You’ve been singing since a young age. Do you harbour any intentions of recording your own album?
I used to sing long before I started acting and I once tried to pursue a singing career, but it didn’t work out.
There’s no way I would ever want to go through that kind of stress and turmoil again.
Is Alice ever going back to 7de Laan or is she a closed chapter in your life?
Sadly, she’s not returning. But South Africa will always know me as Alice first, then Vuyelwa.
I was on holiday in Mossel Bay and because the place is very small, everyone knew Alice was in town.
Even when I was out with friends people would come up to me, scold me saying: ‘What will Mandla say?’.
How did you feel when you heard Alice’s role was going to end?
I was terrified because I had nothing planned. But God’s timing is always perfect and just as I was finishing up the show, Speak Out came along.
What do you do when you’re not working?
When I’m not spending time with loved ones or running errands, I love reading books.
I’m very boring, I don’t like going out to events and having to dress up. I like to stay at home in my pyjamas in front of the TV.

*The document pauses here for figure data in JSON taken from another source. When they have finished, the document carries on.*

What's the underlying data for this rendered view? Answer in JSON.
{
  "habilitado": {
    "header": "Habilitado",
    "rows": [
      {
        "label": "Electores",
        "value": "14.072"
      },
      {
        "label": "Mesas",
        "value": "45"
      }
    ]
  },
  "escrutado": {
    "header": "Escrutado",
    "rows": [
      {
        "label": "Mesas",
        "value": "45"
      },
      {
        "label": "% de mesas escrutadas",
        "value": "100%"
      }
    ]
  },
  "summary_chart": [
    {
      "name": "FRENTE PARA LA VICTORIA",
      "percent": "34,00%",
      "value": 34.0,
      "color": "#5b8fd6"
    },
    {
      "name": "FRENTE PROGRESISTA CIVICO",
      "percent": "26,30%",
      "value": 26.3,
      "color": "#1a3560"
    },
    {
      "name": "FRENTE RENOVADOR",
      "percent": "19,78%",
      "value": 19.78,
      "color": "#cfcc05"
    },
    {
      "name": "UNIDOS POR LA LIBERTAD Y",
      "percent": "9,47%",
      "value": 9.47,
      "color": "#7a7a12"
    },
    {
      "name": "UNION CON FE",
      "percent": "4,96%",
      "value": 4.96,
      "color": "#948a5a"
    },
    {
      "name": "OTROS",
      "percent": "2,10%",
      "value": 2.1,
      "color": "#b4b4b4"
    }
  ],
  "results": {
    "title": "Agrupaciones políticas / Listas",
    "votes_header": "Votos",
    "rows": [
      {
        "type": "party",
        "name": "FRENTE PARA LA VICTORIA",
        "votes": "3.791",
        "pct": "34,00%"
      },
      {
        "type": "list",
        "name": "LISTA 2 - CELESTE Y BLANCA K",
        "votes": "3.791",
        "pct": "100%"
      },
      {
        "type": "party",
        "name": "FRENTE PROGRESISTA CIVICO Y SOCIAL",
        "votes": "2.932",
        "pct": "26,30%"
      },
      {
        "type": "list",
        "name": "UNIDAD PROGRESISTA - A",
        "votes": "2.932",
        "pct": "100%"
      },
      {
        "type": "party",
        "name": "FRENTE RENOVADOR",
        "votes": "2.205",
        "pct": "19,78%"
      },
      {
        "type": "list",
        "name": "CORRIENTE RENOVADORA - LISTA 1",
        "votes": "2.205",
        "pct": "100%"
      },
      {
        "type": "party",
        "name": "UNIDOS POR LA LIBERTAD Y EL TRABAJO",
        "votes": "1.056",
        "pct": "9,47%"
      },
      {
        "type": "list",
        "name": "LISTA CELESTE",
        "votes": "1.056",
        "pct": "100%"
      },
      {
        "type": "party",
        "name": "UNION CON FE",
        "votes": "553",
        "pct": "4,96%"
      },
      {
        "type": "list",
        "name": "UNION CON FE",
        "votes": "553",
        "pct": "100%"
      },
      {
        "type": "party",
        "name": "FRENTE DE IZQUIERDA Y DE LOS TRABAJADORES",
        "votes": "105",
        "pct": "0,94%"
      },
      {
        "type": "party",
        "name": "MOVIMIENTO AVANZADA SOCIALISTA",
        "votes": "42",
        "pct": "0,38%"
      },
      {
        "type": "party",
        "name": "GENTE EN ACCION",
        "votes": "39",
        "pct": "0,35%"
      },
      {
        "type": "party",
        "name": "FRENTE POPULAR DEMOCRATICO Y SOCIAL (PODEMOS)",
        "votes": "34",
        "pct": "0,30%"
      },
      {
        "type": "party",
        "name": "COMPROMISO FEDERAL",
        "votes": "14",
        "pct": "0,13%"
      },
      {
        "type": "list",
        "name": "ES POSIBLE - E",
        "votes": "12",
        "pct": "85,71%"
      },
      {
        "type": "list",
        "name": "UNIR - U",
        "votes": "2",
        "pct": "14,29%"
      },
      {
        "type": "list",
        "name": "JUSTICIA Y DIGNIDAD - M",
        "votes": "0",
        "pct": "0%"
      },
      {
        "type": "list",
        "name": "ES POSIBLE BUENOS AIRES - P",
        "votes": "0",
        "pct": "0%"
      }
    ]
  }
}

Is there anything you still want to achieve?
I want to go back to the United States to work and study.
I was there for a year through a sponsor, but my film acting studies fell through. I believe it’s a journey in my life I need to complete.
What’s the most important thing you have learnt about yourself since doing Speak Out?
I’m more headstrong than I thought I was.
And I didn’t know I had this ability to challenge myself.
I’ve grown so much and I’m very proud of myself.